Akademik Veri Yönetim Sistemi
Chemistry - A European Journal, 2026 (SCI-Expanded, Scopus)
Living microbial therapeutics have arisen as a novel category of medications that extend beyond traditional small molecules and biologics. Advancements in synthetic biology have facilitated the rational engineering of microorganisms to detect host or disease-related signals and administer therapeutic chemicals in situ. In contrast to conventional pharmaceuticals, these live biotherapeutic agents engage in dynamic interactions with both the host and its microbiota, allowing context-specific, self-regulating therapies. This review emphasizes the progression of the field from conventional probiotics to advanced, designed living therapeutics. We examine principal microbiological platforms, including bacteria, yeasts, and alternative systems such as phages and archaea, delineating their relative benefits and constraints as therapeutic hosts.
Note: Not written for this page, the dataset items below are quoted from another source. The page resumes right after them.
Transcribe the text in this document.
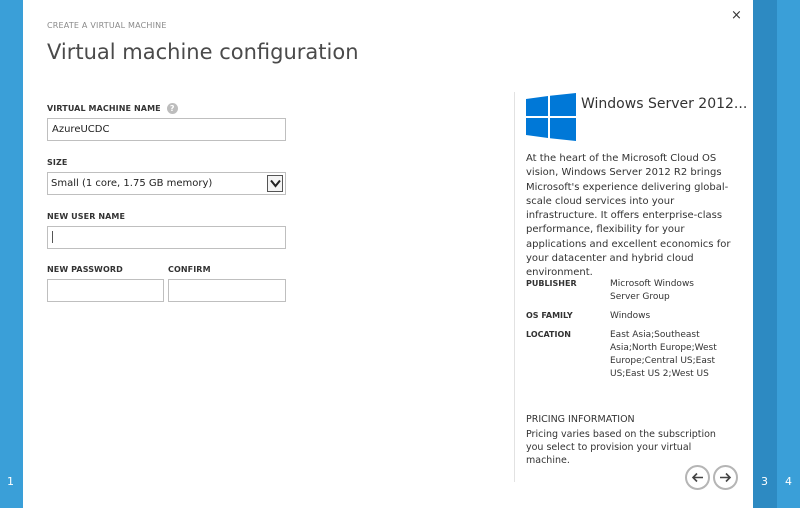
1	3 4
×
CREATE A VIRTUAL MACHINE
Virtual machine configuration
VIRTUAL MACHINE NAME ?
AzureUCDC
SIZE
Small (1 core, 1.75 GB memory)
NEW USER NAME
NEW PASSWORD	CONFIRM
Windows Server 2012...
At the heart of the Microsoft Cloud OS vision, Windows Server 2012 R2 brings Microsoft's experience delivering global-scale cloud services into your infrastructure. It offers enterprise-class performance, flexibility for your applications and excellent economics for your datacenter and hybrid cloud environment.
PUBLISHER	Microsoft Windows Server Group
OS FAMILY	Windows
LOCATION	East Asia;Southeast Asia;North Europe;West Europe;Central US;East US;East US 2;West US
PRICING INFORMATION
Pricing varies based on the subscription you select to provision your virtual machine.
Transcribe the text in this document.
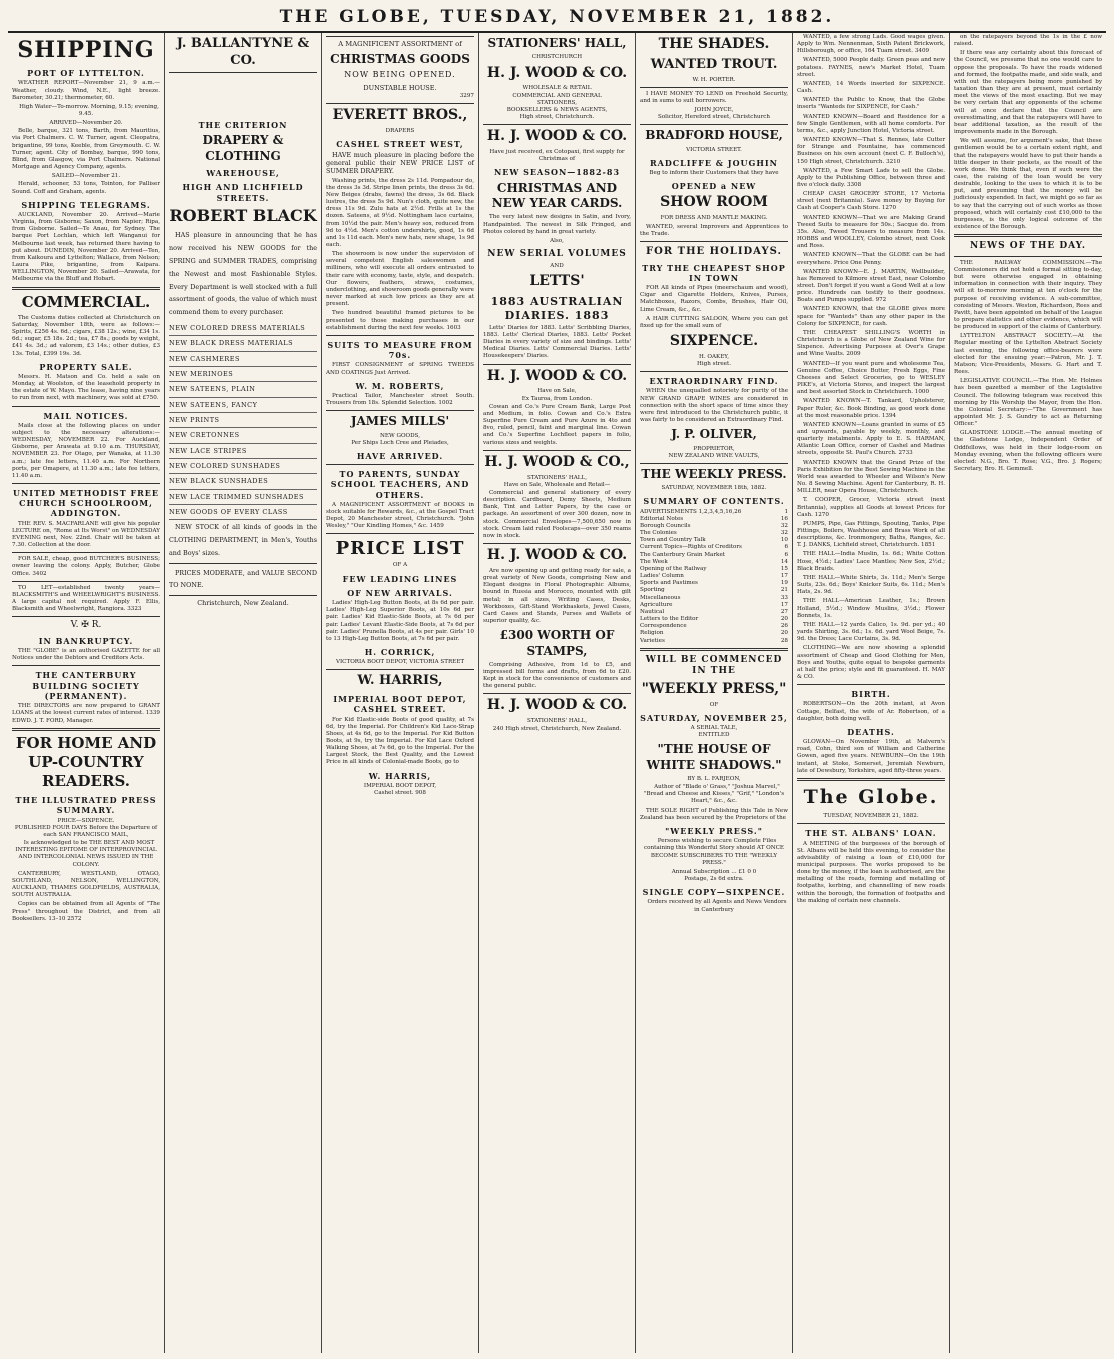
THE GLOBE, TUESDAY, NOVEMBER 21, 1882.
SHIPPING
PORT OF LYTTELTON.
WEATHER REPORT—November 21, 9 a.m.—Weather, cloudy. Wind, N.E., light breeze. Barometer, 30.21; thermometer, 60.
High Water—To-morrow. Morning, 9.15; evening, 9.45.
ARRIVED—November 20.
Belle, barque, 321 tons, Barth, from Mauritius, via Port Chalmers. C. W. Turner, agent. Cleopatra, brigantine, 99 tons, Keeble, from Greymouth. C. W. Turner, agent. City of Bombay, barque, 990 tons, Blind, from Glasgow, via Port Chalmers. National Mortgage and Agency Company, agents.
SAILED—November 21.
Herald, schooner, 53 tons, Tointon, for Palliser Sound. Coff and Graham, agents.
SHIPPING TELEGRAMS.
AUCKLAND, November 20. Arrived—Marie Virginia, from Gisborne; Saxon, from Napier; Ripa, from Gisborne. Sailed—Te Anau, for Sydney. The barque Port Lochlan, which left Wanganui for Melbourne last week, has returned there having to put about. DUNEDIN, November 20. Arrived—Ten, from Kaikoura and Lyttelton; Wallace, from Nelson; Laura Pike, brigantine, from Kaipara. WELLINGTON, November 20. Sailed—Arawata, for Melbourne via the Bluff and Hobart.
COMMERCIAL.
The Customs duties collected at Christchurch on Saturday, November 18th, were as follows:—Spirits, £256 4s. 6d.; cigars, £38 12s.; wine, £34 1s. 6d.; sugar, £5 18s. 2d.; tea, £7 8s.; goods by weight, £41 4s. 3d.; ad valorem, £3 14s.; other duties, £3 13s. Total, £399 19s. 3d.
PROPERTY SALE.
Messrs. H. Matson and Co. held a sale on Monday, at Woolston, of the leasehold property in the estate of W. Mayo. The lease, having nine years to run from next, with machinery, was sold at £750.
MAIL NOTICES.
Mails close at the following places on under subject to the necessary alterations:— WEDNESDAY, NOVEMBER 22. For Auckland, Gisborne, per Arawata at 9.10 a.m. THURSDAY, NOVEMBER 23. For Otago, per Wanaka, at 11.30 a.m.; late fee letters, 11.40 a.m. For Northern ports, per Omapere, at 11.30 a.m.; late fee letters, 11.40 a.m.
UNITED METHODIST FREE CHURCH SCHOOLROOM, ADDINGTON.
THE REV. S. MACFARLANE will give his popular LECTURE on, "Rome at Its Worst" on WEDNESDAY EVENING next, Nov. 22nd. Chair will be taken at 7.30. Collection at the door.
FOR SALE, cheap, good BUTCHER'S BUSINESS; owner leaving the colony. Apply, Butcher, Globe Office. 3402
TO LET—established twenty years—BLACKSMITH'S and WHEELWRIGHT'S BUSINESS. A large capital not required. Apply F. Ellis, Blacksmith and Wheelwright, Rangiora. 3323
V. ✠ R.
IN BANKRUPTCY.
THE "GLOBE" is an authorised GAZETTE for all Notices under the Debtors and Creditors Acts.
THE CANTERBURY BUILDING SOCIETY (PERMANENT).
THE DIRECTORS are now prepared to GRANT LOANS at the lowest current rates of interest. 1339 EDWD. J. T. FORD, Manager.
FOR HOME AND UP-COUNTRY READERS.
THE ILLUSTRATED PRESS SUMMARY.
PRICE—SIXPENCE.
PUBLISHED FOUR DAYS Before the Departure of each SAN FRANCISCO MAIL,
Is acknowledged to be THE BEST AND MOST INTERESTING EPITOME OF INTERPROVINCIAL AND INTERCOLONIAL NEWS ISSUED IN THE COLONY.
CANTERBURY, WESTLAND, OTAGO, SOUTHLAND, NELSON, WELLINGTON, AUCKLAND, THAMES GOLDFIELDS, AUSTRALIA, SOUTH AUSTRALIA.
Copies can be obtained from all Agents of "The Press" throughout the District, and from all Booksellers. 13–10 2572
J. BALLANTYNE & CO.
THE CRITERION
DRAPERY & CLOTHING
WAREHOUSE,
HIGH AND LICHFIELD STREETS.
ROBERT BLACK
HAS pleasure in announcing that he has now received his NEW GOODS for the SPRING and SUMMER TRADES, comprising the Newest and most Fashionable Styles. Every Department is well stocked with a full assortment of goods, the value of which must commend them to every purchaser.
NEW COLORED DRESS MATERIALS
NEW BLACK DRESS MATERIALS
NEW CASHMERES
NEW MERINOES
NEW SATEENS, PLAIN
NEW SATEENS, FANCY
NEW PRINTS
NEW CRETONNES
NEW LACE STRIPES
NEW COLORED SUNSHADES
NEW BLACK SUNSHADES
NEW LACE TRIMMED SUNSHADES
NEW GOODS OF EVERY CLASS
NEW STOCK of all kinds of goods in the CLOTHING DEPARTMENT, in Men's, Youths and Boys' sizes.
PRICES MODERATE, and VALUE SECOND TO NONE.
Christchurch, New Zealand.
A MAGNIFICENT ASSORTMENT of
CHRISTMAS GOODS
NOW BEING OPENED.
DUNSTABLE HOUSE.
3297
EVERETT BROS.,
DRAPERS
CASHEL STREET WEST,
HAVE much pleasure in placing before the general public their NEW PRICE LIST of SUMMER DRAPERY.
Washing prints, the dress 2s 11d. Pompadour do, the dress 3s 3d. Stripe linen prints, the dress 3s 6d. New Beiges (drabs, fawns) the dress, 3s 6d. Black lustres, the dress 5s 9d. Nun's cloth, quite new, the dress 11s 9d. Zulu hats at 2½d. Frills at 1s the dozen. Sateens, at 9½d. Nottingham lace curtains, from 10½d the pair. Men's heavy sox, reduced from 9d to 4½d. Men's cotton undershirts, good, 1s 6d and 1s 11d each. Men's new hats, new shape, 1s 9d each.
The showroom is now under the supervision of several competent English saleswomen and milliners, who will execute all orders entrusted to their care with economy, taste, style, and despatch. Our flowers, feathers, straws, costumes, underclothing, and showroom goods generally were never marked at such low prices as they are at present.
Two hundred beautiful framed pictures to be presented to those making purchases in our establishment during the next few weeks. 1603
SUITS TO MEASURE FROM 70s.
FIRST CONSIGNMENT of SPRING TWEEDS AND COATINGS Just Arrived.
W. M. ROBERTS,
Practical Tailor, Manchester street South. Trousers from 18s. Splendid Selection. 1002
JAMES MILLS'
NEW GOODS,
Per Ships Loch Cree and Pleiades,
HAVE ARRIVED.
TO PARENTS, SUNDAY SCHOOL TEACHERS, AND OTHERS.
A MAGNIFICENT ASSORTMENT of BOOKS in stock suitable for Rewards, &c., at the Gospel Tract Depot, 20 Manchester street, Christchurch. "John Wesley," "Our Kindling Homes," &c. 1459
PRICE LIST
OF A
FEW LEADING LINES
OF NEW ARRIVALS.
Ladies' High-Leg Button Boots, at 8s 6d per pair. Ladies' High-Leg Superior Boots, at 10s 6d per pair. Ladies' Kid Elastic-Side Boots, at 7s 6d per pair. Ladies' Levant Elastic-Side Boots, at 7s 6d per pair. Ladies' Prunella Boots, at 4s per pair. Girls' 10 to 13 High-Leg Button Boots, at 7s 6d per pair.
H. CORRICK,
VICTORIA BOOT DEPOT, VICTORIA STREET
W. HARRIS,
IMPERIAL BOOT DEPOT, CASHEL STREET.
For Kid Elastic-side Boots of good quality, at 7s 6d, try the Imperial. For Children's Kid Lace-Strap Shoes, at 4s 6d, go to the Imperial. For Kid Button Boots, at 9s, try the Imperial. For Kid Lace Oxford Walking Shoes, at 7s 6d, go to the Imperial. For the Largest Stock, the Best Quality, and the Lowest Price in all kinds of Colonial-made Boots, go to
W. HARRIS,
IMPERIAL BOOT DEPOT,
Cashel street. 908
STATIONERS' HALL,
CHRISTCHURCH
H. J. WOOD & CO.
WHOLESALE & RETAIL
COMMERCIAL AND GENERAL
STATIONERS,
BOOKSELLERS & NEWS AGENTS,
High street, Christchurch.
H. J. WOOD & CO.
Have just received, ex Cotopaxi, first supply for Christmas of
NEW SEASON—1882-83
CHRISTMAS AND NEW YEAR CARDS.
The very latest new designs in Satin, and Ivory, Handpainted. The newest in Silk Fringed, and Photos colored by hand in great variety.
Also,
NEW SERIAL VOLUMES
AND
LETTS'
1883 AUSTRALIAN DIARIES. 1883
Letts' Diaries for 1883. Letts' Scribbling Diaries, 1883. Letts' Clerical Diaries, 1883. Letts' Pocket Diaries in every variety of size and bindings. Letts' Medical Diaries. Letts' Commercial Diaries. Letts' Housekeepers' Diaries.
H. J. WOOD & CO.
Have on Sale,
Ex Tauroa, from London.
Cowan and Co.'s Pure Cream Bank, Large Post and Medium, in folio. Cowan and Co.'s Extra Superfine Pure Cream and Pure Azure in 4to and 8vo, ruled, pencil, faint and marginal line. Cowan and Co.'s Superfine Lochfleet papers in folio, various sizes and weights.
H. J. WOOD & CO.,
STATIONERS' HALL,
Have on Sale, Wholesale and Retail—
Commercial and general stationery of every description. Cardboard, Demy Sheets, Medium Bank, Tint and Letter Papers, by the case or package. An assortment of over 300 dozen, now in stock. Commercial Envelopes—7,500,650 now in stock. Cream laid ruled Foolscaps—over 350 reams now in stock.
H. J. WOOD & CO.
Are now opening up and getting ready for sale, a great variety of New Goods, comprising New and Elegant designs in Floral Photographic Albums, bound in Russia and Morocco, mounted with gilt metal; in all sizes, Writing Cases, Desks, Workboxes, Gift-Stand Workbaskets, Jewel Cases, Card Cases and Stands, Purses and Wallets of superior quality, &c.
£300 WORTH OF STAMPS,
Comprising Adhesive, from 1d to £5, and impressed bill forms and drafts, from 6d to £20. Kept in stock for the convenience of customers and the general public.
H. J. WOOD & CO.
STATIONERS' HALL,
240 High street, Christchurch, New Zealand.
THE SHADES.
WANTED TROUT.
W. H. PORTER.
I HAVE MONEY TO LEND on Freehold Security, and in sums to suit borrowers.
JOHN JOYCE,
Solicitor, Hereford street, Christchurch
BRADFORD HOUSE,
VICTORIA STREET.
RADCLIFFE & JOUGHIN
Beg to inform their Customers that they have
OPENED a NEW
SHOW ROOM
FOR DRESS AND MANTLE MAKING.
WANTED, several Improvers and Apprentices to the Trade.
FOR THE HOLIDAYS.
TRY THE CHEAPEST SHOP IN TOWN
FOR All kinds of Pipes (meerschaum and wood), Cigar and Cigarette Holders, Knives, Purses, Matchboxes, Razors, Combs, Brushes, Hair Oil, Lime Cream, &c., &c.
A HAIR CUTTING SALOON, Where you can get fixed up for the small sum of
SIXPENCE.
H. OAKEY,
High street.
EXTRAORDINARY FIND.
WHEN the unequalled notoriety for purity of the NEW GRAND GRAPE WINES are considered in connection with the short space of time since they were first introduced to the Christchurch public, it was fairly to be considered an Extraordinary Find.
J. P. OLIVER,
PROPRIETOR,
NEW ZEALAND WINE VAULTS,
THE WEEKLY PRESS.
SATURDAY, NOVEMBER 18th, 1882.
SUMMARY OF CONTENTS.
ADVERTISEMENTS 1,2,3,4,5,16,26	1
Editorial Notes	16
Borough Councils	32
The Colonies	32
Town and Country Talk	10
Current Topics—Rights of Creditors	6
The Canterbury Grain Market	6
The Week	14
Opening of the Railway	15
Ladies' Column	17
Sports and Pastimes	19
Sporting	21
Miscellaneous	33
Agriculture	17
Nautical	27
Letters to the Editor	20
Correspondence	26
Religion	20
Varieties	28
WILL BE COMMENCED IN THE
"WEEKLY PRESS,"
OF
SATURDAY, NOVEMBER 25,
A SERIAL TALE,
ENTITLED
"THE HOUSE OF WHITE SHADOWS."
BY B. L. FARJEON,
Author of "Blade o' Grass," "Joshua Marvel," "Bread and Cheese and Kisses," "Grif," "London's Heart," &c., &c.
THE SOLE RIGHT of Publishing this Tale in New Zealand has been secured by the Proprietors of the
"WEEKLY PRESS."
Persons wishing to secure Complete Files containing this Wonderful Story should AT ONCE BECOME SUBSCRIBERS TO THE "WEEKLY PRESS."
Annual Subscription ... £1 0 0
Postage, 2s 6d extra.
SINGLE COPY—SIXPENCE.
Orders received by all Agents and News Vendors in Canterbury
WANTED, a few strong Lads. Good wages given. Apply to Wm. Nennenman, Sixth Patent Brickwork, Hillsborough, or office, 164 Tuam street. 3409
WANTED, 5000 People daily. Green peas and new potatoes. FAYNES, new's Market Hotel, Tuam street.
WANTED, 14 Words inserted for SIXPENCE. Cash.
WANTED the Public to Know, that the Globe inserts "Wanteds for SIXPENCE, for Cash."
WANTED KNOWN—Board and Residence for a few Single Gentlemen, with all home comforts. For terms, &c., apply Junction Hotel, Victoria street.
WANTED KNOWN—That S. Rennes, late Cutter for Strange and Fountaine, has commenced Business on his own account (next C. F. Bulloch's), 150 High street, Christchurch. 3210
WANTED, a Few Smart Lads to sell the Globe. Apply to the Publishing Office, between three and five o'clock daily. 3308
CHEAP CASH GROCERY STORE, 17 Victoria street (next Britannia). Save money by Buying for Cash at Cooper's Cash Store. 1270
WANTED KNOWN—That we are Making Grand Tweed Suits to measure for 50s.; Sacque do. from 35s. Also, Tweed Trousers to measure from 14s. HOBBS and WOOLLEY, Colombo street, next Cook and Ross.
WANTED KNOWN—That the GLOBE can be had everywhere. Price One Penny.
WANTED KNOWN—E. J. MARTIN, Wellbuilder, has Removed to Kilmore street East, near Colombo street. Don't forget if you want a Good Well at a low price. Hundreds can testify to their goodness. Boats and Pumps supplied. 972
WANTED KNOWN, that the GLOBE gives more space for "Wanteds" than any other paper in the Colony for SIXPENCE, for cash.
THE CHEAPEST SHILLING'S WORTH in Christchurch is a Globe of New Zealand Wine for Sixpence. Advertising Purposes at Over's Grape and Wine Vaults. 2009
WANTED—If you want pure and wholesome Tea, Genuine Coffee, Choice Butter, Fresh Eggs, Fine Cheeses and Select Groceries, go to WESLEY PIKE's, at Victoria Stores, and inspect the largest and best assorted Stock in Christchurch. 1000
WANTED KNOWN—T. Tankard, Upholsterer, Paper Ruler, &c. Book Binding, as good work done at the most reasonable price. 1394
WANTED KNOWN—Loans granted in sums of £5 and upwards, payable by weekly, monthly, and quarterly instalments. Apply to E. S. HARMAN, Atlantic Loan Office, corner of Cashel and Madras streets, opposite St. Paul's Church. 2733
WANTED KNOWN that the Grand Prize of the Paris Exhibition for the Best Sewing Machine in the World was awarded to Wheeler and Wilson's New No. 8 Sewing Machine. Agent for Canterbury, R. H. MILLER, near Opera House, Christchurch.
T. COOPER, Grocer, Victoria street (next Britannia), supplies all Goods at lowest Prices for Cash. 1270
PUMPS, Pipe, Gas Fittings, Spouting, Tanks, Pipe Fittings, Boilers, Washhouse and Brass Work of all descriptions, &c. Ironmongery, Baths, Ranges, &c. T. J. DANKS, Lichfield street, Christchurch. 1851
THE HALL—India Muslin, 1s. 6d.; White Cotton Hose, 4½d.; Ladies' Lace Mantles; New Sox, 2½d.; Black Braids.
THE HALL—White Shirts, 3s. 11d.; Men's Serge Suits, 23s. 6d.; Boys' Knicker Suits, 6s. 11d.; Men's Hats, 2s. 9d.
THE HALL—American Leather, 1s.; Brown Holland, 5½d.; Window Muslins, 3½d.; Flower Bonnets, 1s.
THE HALL—12 yards Calico, 1s. 9d. per yd.; 40 yards Shirting, 3s. 6d.; 1s. 6d. yard Wool Beige, 7s. 9d. the Dress; Lace Curtains, 3s. 9d.
CLOTHING—We are now showing a splendid assortment of Cheap and Good Clothing for Men, Boys and Youths, quite equal to bespoke garments at half the price; style and fit guaranteed. H. MAY & CO.
BIRTH.
ROBERTSON—On the 20th instant, at Avon Cottage, Belfast, the wife of Ar. Robertson, of a daughter, both doing well.
DEATHS.
GLOWAN—On November 19th, at Malvern's road, Cohn, third son of William and Catherine Gowen, aged five years. NEWBURN—On the 19th instant, at Stoke, Somerset, Jeremiah Newburn, late of Dewsbury, Yorkshire, aged fifty-three years.
The Globe.
TUESDAY, NOVEMBER 21, 1882.
THE ST. ALBANS' LOAN.
A MEETING of the burgesses of the borough of St. Albans will be held this evening, to consider the advisability of raising a loan of £10,000 for municipal purposes. The works proposed to be done by the money, if the loan is authorised, are the metalling of the roads, forming and metalling of footpaths, kerbing, and channelling of new roads within the borough, the formation of footpaths and the making of certain new channels.
on the ratepayers beyond the 1s in the £ now raised.
If there was any certainty about this forecast of the Council, we presume that no one would care to oppose the proposals. To have the roads widened and formed, the footpaths made, and side walk, and with out the ratepayers being more punished by taxation than they are at present, must certainly meet the views of the most exacting. But we may be very certain that any opponents of the scheme will at once declare that the Council are overestimating, and that the ratepayers will have to bear additional taxation, as the result of the improvements made in the Borough.
We will assume, for argument's sake, that these gentlemen would be to a certain extent right, and that the ratepayers would have to put their hands a little deeper in their pockets, as the result of the work done. We think that, even if such were the case, the raising of the loan would be very desirable, looking to the uses to which it is to be put, and presuming that the money will be judiciously expended. In fact, we might go so far as to say that the carrying out of such works as those proposed, which will certainly cost £10,000 to the burgesses, is the only logical outcome of the existence of the Borough.
NEWS OF THE DAY.
THE RAILWAY COMMISSION.—The Commissioners did not hold a formal sitting to-day, but were otherwise engaged in obtaining information in connection with their inquiry. They will sit to-morrow morning at ten o'clock for the purpose of receiving evidence. A sub-committee, consisting of Messrs. Weston, Richardson, Rees and Pavitt, have been appointed on behalf of the League to prepare statistics and other evidence, which will be produced in support of the claims of Canterbury.
LYTTELTON ABSTRACT SOCIETY.—At the Regular meeting of the Lyttelton Abstract Society last evening, the following office-bearers were elected for the ensuing year:—Patron, Mr. J. T. Matson; Vice-Presidents, Messrs. G. Hart and T. Rees.
LEGISLATIVE COUNCIL.—The Hon. Mr. Holmes has been gazetted a member of the Legislative Council. The following telegram was received this morning by His Worship the Mayor, from the Hon. the Colonial Secretary:—"The Government has appointed Mr. J. S. Gundry to act as Returning Officer."
GLADSTONE LODGE.—The annual meeting of the Gladstone Lodge, Independent Order of Oddfellows, was held in their lodge-room on Monday evening, when the following officers were elected: N.G., Bro. T. Rose; V.G., Bro. J. Rogers; Secretary, Bro. H. Gemmell.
Key design principles, genetic logic circuits, quorum-sensing-based regulation, and synthetic memory devices that enable microorganisms to possess context-dependent and self-adjusting therapeutic capabilities, are discussed alongside present and emerging therapeutic applications in infectious diseases, metabolic disorders, inflammatory illnesses, and cancer immunotherapy, where engineered microorganisms have demonstrated significant preclinical effectiveness and first clinical promise. Despite these advancements, obstacles remain, including biosafety, biocontainment, regulatory approval, and patient acceptability. Engineered living microbial therapeutics signify a swiftly evolving domain in medicine, set to transform treatment paradigms via intelligent, flexible, and sustainable methodologies for human health.